Between Frances Peters’ establishment of the City Gardens Club in 1918 and her (early cancer (double check)) death in 1924, the Club expanded rapidly and Peters continued her active CGC leadership as well as her involvement in the women’s suffrage and its application, local politics and various public parks advocacy activities. The CGC hosted window box competitions and photography contests. The New York Times noted that the work of the club extended well beyond flowers, indicating in 1922 that the club “numbers several hundred members, many of whom have developed city gardens, or are otherwise actively interested in civic improvement” (December 3, 1922).

When Frances Peters died, she was widely mourned. The Brooklyn Life and Activities of Long Island Society Newsletter reported on May 23, 1925, “A live oak tree, planted in 1923 in Cambridge Court, Jackson Heights, by Miss Frances Peters, the founder, and, until her death, president of the City Gardens Club of New York City, was dedicated as a memorial to her in recognition of her beautiful life devoted to public service … The dedication address was delivered by Charles Lathrop Pack, president of the American Tree Association, his subject being, ‘Trees as Significant of Life’.”

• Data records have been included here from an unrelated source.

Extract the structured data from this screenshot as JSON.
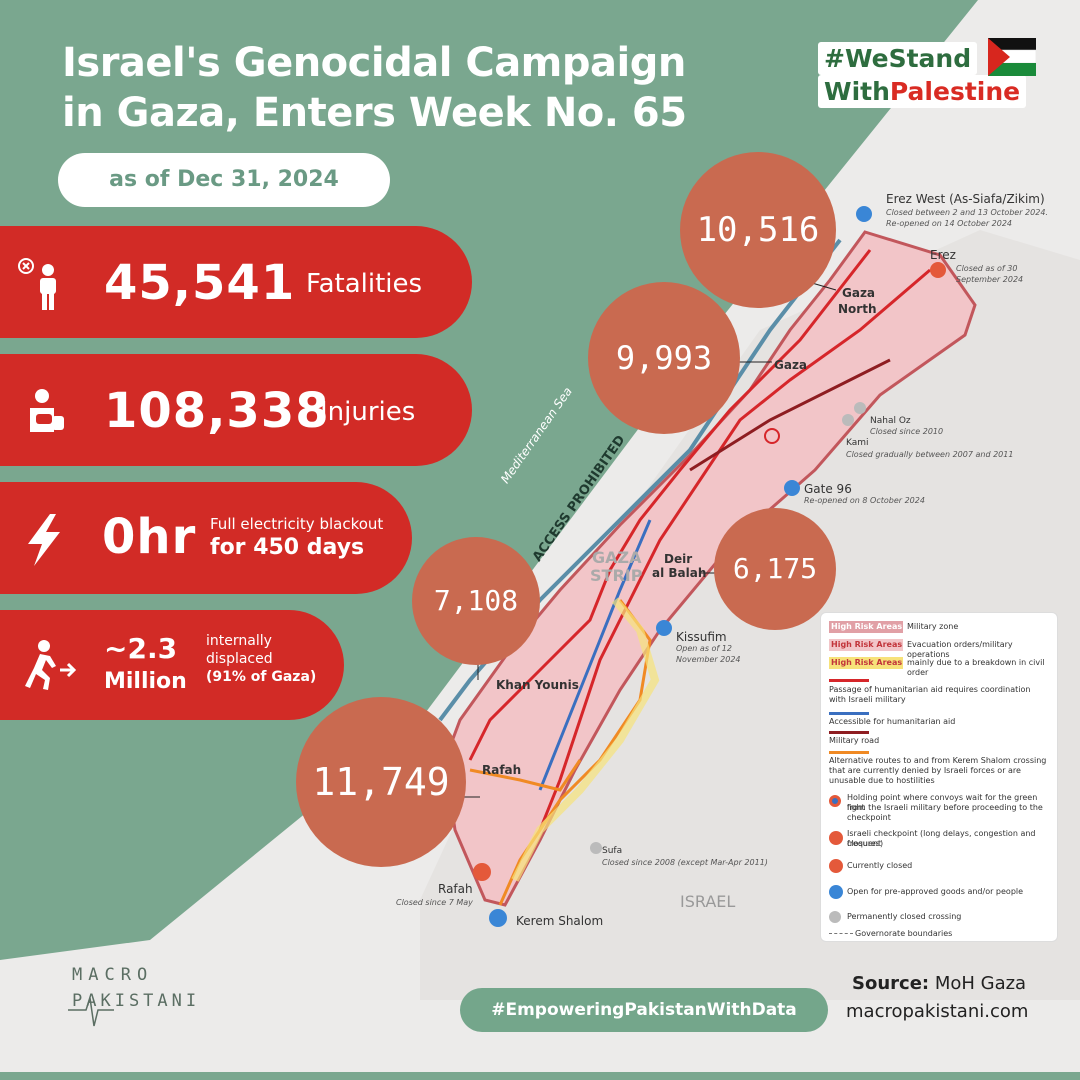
{
  "header": {
    "title_line1": "Israel's Genocidal Campaign",
    "title_line2": "in Gaza, Enters Week No. 65",
    "hashtag_line1": "#WeStand",
    "hashtag_line2a": "With",
    "hashtag_line2b": "Palestine",
    "date": "as of Dec 31, 2024"
  },
  "stats": {
    "fatalities_value": "45,541",
    "fatalities_label": "Fatalities",
    "injuries_value": "108,338",
    "injuries_label": "Injuries",
    "electricity_value": "0hr",
    "electricity_label1": "Full electricity blackout",
    "electricity_label2": "for 450 days",
    "displaced_value1": "~2.3",
    "displaced_value2": "Million",
    "displaced_label1": "internally",
    "displaced_label2": "displaced",
    "displaced_label3": "(91% of Gaza)"
  },
  "bubbles": {
    "north": "10,516",
    "gaza": "9,993",
    "deir": "6,175",
    "khan": "7,108",
    "rafah": "11,749"
  },
  "map": {
    "gaza_north": "Gaza\nNorth",
    "gaza_north_1": "Gaza",
    "gaza_north_2": "North",
    "gaza": "Gaza",
    "deir_1": "Deir",
    "deir_2": "al Balah",
    "khan": "Khan Younis",
    "rafah_city": "Rafah",
    "gaza_strip_1": "GAZA",
    "gaza_strip_2": "STRIP",
    "sea": "Mediterranean Sea",
    "access": "ACCESS PROHIBITED",
    "israel": "ISRAEL",
    "erez_west": "Erez West (As-Siafa/Zikim)",
    "erez_west_note1": "Closed between 2 and 13 October 2024.",
    "erez_west_note2": "Re-opened on 14 October 2024",
    "erez": "Erez",
    "erez_note1": "Closed as of 30",
    "erez_note2": "September 2024",
    "nahal_oz": "Nahal Oz",
    "nahal_oz_note": "Closed since 2010",
    "kami": "Kami",
    "kami_note": "Closed gradually between 2007 and 2011",
    "gate96": "Gate 96",
    "gate96_note": "Re-opened on 8 October 2024",
    "kissufim": "Kissufim",
    "kissufim_note1": "Open as of 12",
    "kissufim_note2": "November 2024",
    "sufa": "Sufa",
    "sufa_note": "Closed since  2008 (except Mar-Apr 2011)",
    "rafah_crossing": "Rafah",
    "rafah_note": "Closed since 7 May",
    "kerem": "Kerem Shalom",
    "rashed": "Rashed\ncheckpoint",
    "salah_cp": "Salah Ad Din\ncheckpoint"
  },
  "legend": {
    "high_risk": "High Risk Areas",
    "military_zone": "Military zone",
    "evac": "Evacuation orders/military operations",
    "civil": "mainly due to a breakdown in civil order",
    "red_line_1": "Passage of humanitarian aid requires coordination",
    "red_line_2": "with Israeli military",
    "blue_line": "Accessible for humanitarian aid",
    "military_road": "Military road",
    "alt_1": "Alternative routes to and from Kerem Shalom crossing",
    "alt_2": "that are currently denied by Israeli forces or are",
    "alt_3": "unusable due to hostilities",
    "hold_1": "Holding point where convoys wait for the green light",
    "hold_2": "from the Israeli military before proceeding to the",
    "hold_3": "checkpoint",
    "checkpoint_1": "Israeli checkpoint (long delays, congestion and frequent",
    "checkpoint_2": "closures)",
    "closed": "Currently closed",
    "open": "Open for pre-approved goods and/or people",
    "perm": "Permanently closed crossing",
    "gov": "Governorate boundaries"
  },
  "footer": {
    "hashtag": "#EmpoweringPakistanWithData",
    "source_label": "Source:",
    "source_value": " MoH Gaza",
    "site": "macropakistani.com",
    "logo_1": "MACRO",
    "logo_2": "PAKISTANI"
  },
  "colors": {
    "green": "#74a68b",
    "red": "#d22b26",
    "bubble": "#c96a50"
  }
}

The originating mission of the City Gardens Club of New York City represented a very particular early twentieth century Progressive optimism: New Yorkers of all classes could engage together in projects that would correct the destructive ills of a crowded industrial city, create renewed and fresh beauty, contribute to citizens’ physical happiness while elevating principles of public health, and affirm the effectiveness of civic engagement. Conceived in the hopefulness that held the country’s spirit at the conclusion of the “war to end all wars” and administered by women, led by Frances Peters, whose administrative savvy was shaped and sharpened by the suffrage movement, the City Gardens Club has proved to be even more enduringly effective than its founder might have dared to imagine.